O sistema econômico e o regime político devem ser estruturados em torno das pessoas, para assegurar os direitos humanos de todos.

Cada pessoa é e deve ser um sujeito vivo e consciente e livre (participativo), tomando decisões pessoais, familiares e sociais (pela via do diálogo), para que os bens sejam destinados a todos.

Cada pessoa É FEITA Á IMAGEM DE DEUS, um Ser PESSOAL E SOCIAL, TRINDADE, TRÊS PESSOAS NUMA COMUNHÃO DE DIÁLOGO, um Ser ABERTO à UNIÃO com todas as pessoas.

Somos feitos e chamados a nos tornar como que PEDAÇOS VIVOS DE DEUS, FILHOS DE DEUS, Deuses mesmo, DIVINIZADOS, membros de um CORPO DIVINO ÚNICO, que é como uma REPÚBLICA VIVA, UMA DEMOCRACIA ECONÔMICA E SOCIAL VIVA, ONDE SOMOS PARTES CONSCIENTES E AUTÔNOMAS DA NATUREZA DIVINA.

SOMO MEMBROS VIVOS E CONSCIENTES, AUTONOMOS, de DEUS. A união com Deus NÃO anula a personalidade de cada pessoa, e sim a FORTALECE. Assim, deve ser a estrutura política e econômica de cada povoação. 

A vinculação da natureza humana ao bem comum foi destacada por Pio XII, na encíclica “Mystici corporis”: “a sociedade humana”, “considerando o fim último de sua unidade”, deve ser sempre “ordenada” (organizada, regrada) “para o proveito de todos os membros e cada um deles, como pessoas que são”.

A unidade da Igreja, da sociedade e do Estado, tal como a estrutura ECONÔMICA, jamais deve anular a personalidade das pessoas, ao contrário, deve proporcionar o florescimento das potências, das aspirações de cada pessoa.
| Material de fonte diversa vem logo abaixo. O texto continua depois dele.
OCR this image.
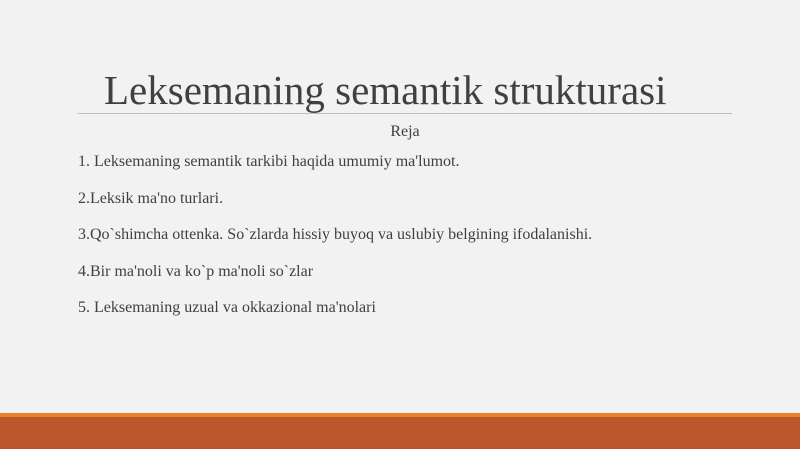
Leksemaning semantik strukturasi
Reja
1. Leksemaning semantik tarkibi haqida umumiy ma'lumot.
2.Leksik ma'no turlari.
3.Qo`shimcha ottenka. So`zlarda hissiy buyoq va uslubiy belgining ifodalanishi.
4.Bir ma'noli va ko`p ma'noli so`zlar
5. Leksemaning uzual va okkazional ma'nolari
Na mesma linha, Pio XI, na “Quadragesimo anno” (1931), destacou: “o fim natural da sociedade e de sua ação é coadjuvar os seus membros, e não destrui-los nem absorvê-los”.

Todas as estruturas e normas devem ser ajudas (coadjuvações, subsídios, cf. princípio da subsidiariedade, que é o princípio da participação) para assegurar a plenitude da vida de todos, promover a realização de todas as pessoas.
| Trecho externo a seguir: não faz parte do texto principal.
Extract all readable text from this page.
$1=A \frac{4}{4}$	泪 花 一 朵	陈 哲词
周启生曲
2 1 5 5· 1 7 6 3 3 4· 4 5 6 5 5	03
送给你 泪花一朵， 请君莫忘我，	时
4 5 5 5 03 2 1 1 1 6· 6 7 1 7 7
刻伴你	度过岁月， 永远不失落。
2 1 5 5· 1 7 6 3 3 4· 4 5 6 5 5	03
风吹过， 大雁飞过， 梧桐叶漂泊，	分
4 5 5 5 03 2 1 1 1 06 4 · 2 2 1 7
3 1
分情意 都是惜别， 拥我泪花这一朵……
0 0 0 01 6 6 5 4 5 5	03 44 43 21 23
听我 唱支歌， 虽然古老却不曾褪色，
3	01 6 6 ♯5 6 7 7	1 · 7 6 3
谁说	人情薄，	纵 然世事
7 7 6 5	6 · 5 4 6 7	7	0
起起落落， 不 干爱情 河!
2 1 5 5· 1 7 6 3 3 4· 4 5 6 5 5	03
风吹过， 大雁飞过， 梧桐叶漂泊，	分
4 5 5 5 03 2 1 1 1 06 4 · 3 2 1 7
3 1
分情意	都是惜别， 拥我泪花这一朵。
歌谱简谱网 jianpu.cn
Nesta mesma encíclica, este papa destacou a importância da planificação e do dirigismo estatal e também da estatização dos bens e dos meios de produção que atribuem poder excessivo a particulares, permitindo que os particulares que controlem estes bens possam controlar o Estado (instaurando oligarquias, ditaduras econômicas e políticas) em detrimento do bem comum.
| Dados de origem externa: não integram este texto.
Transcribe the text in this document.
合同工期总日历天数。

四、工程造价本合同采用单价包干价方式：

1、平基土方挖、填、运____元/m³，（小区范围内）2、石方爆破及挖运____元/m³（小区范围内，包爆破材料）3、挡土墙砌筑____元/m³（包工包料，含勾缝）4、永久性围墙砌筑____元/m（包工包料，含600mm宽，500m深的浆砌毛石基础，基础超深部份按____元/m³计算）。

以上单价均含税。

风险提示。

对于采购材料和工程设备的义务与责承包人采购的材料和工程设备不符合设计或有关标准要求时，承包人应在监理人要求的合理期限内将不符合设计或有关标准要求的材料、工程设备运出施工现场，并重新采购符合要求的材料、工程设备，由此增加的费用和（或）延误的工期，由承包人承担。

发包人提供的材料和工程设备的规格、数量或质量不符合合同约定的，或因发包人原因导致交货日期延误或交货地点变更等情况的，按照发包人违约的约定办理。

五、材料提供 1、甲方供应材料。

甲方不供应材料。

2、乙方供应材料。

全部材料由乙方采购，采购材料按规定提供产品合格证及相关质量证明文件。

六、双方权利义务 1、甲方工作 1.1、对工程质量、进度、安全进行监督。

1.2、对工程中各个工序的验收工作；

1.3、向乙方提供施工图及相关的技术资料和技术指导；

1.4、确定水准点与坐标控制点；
Conclusão: como Dom Hélder e o cardeal Lercaro ensinaram, a sociedade bem ordenada, ORGANIZADA, é a que combina e harmoniza socialização e personalização, liberdade e autoridade, liberdade pessoal e bem social.

Numa fórmula de síntese, a sociedade pautada pelo bem comum abarca o bem pessoal, familiar e social.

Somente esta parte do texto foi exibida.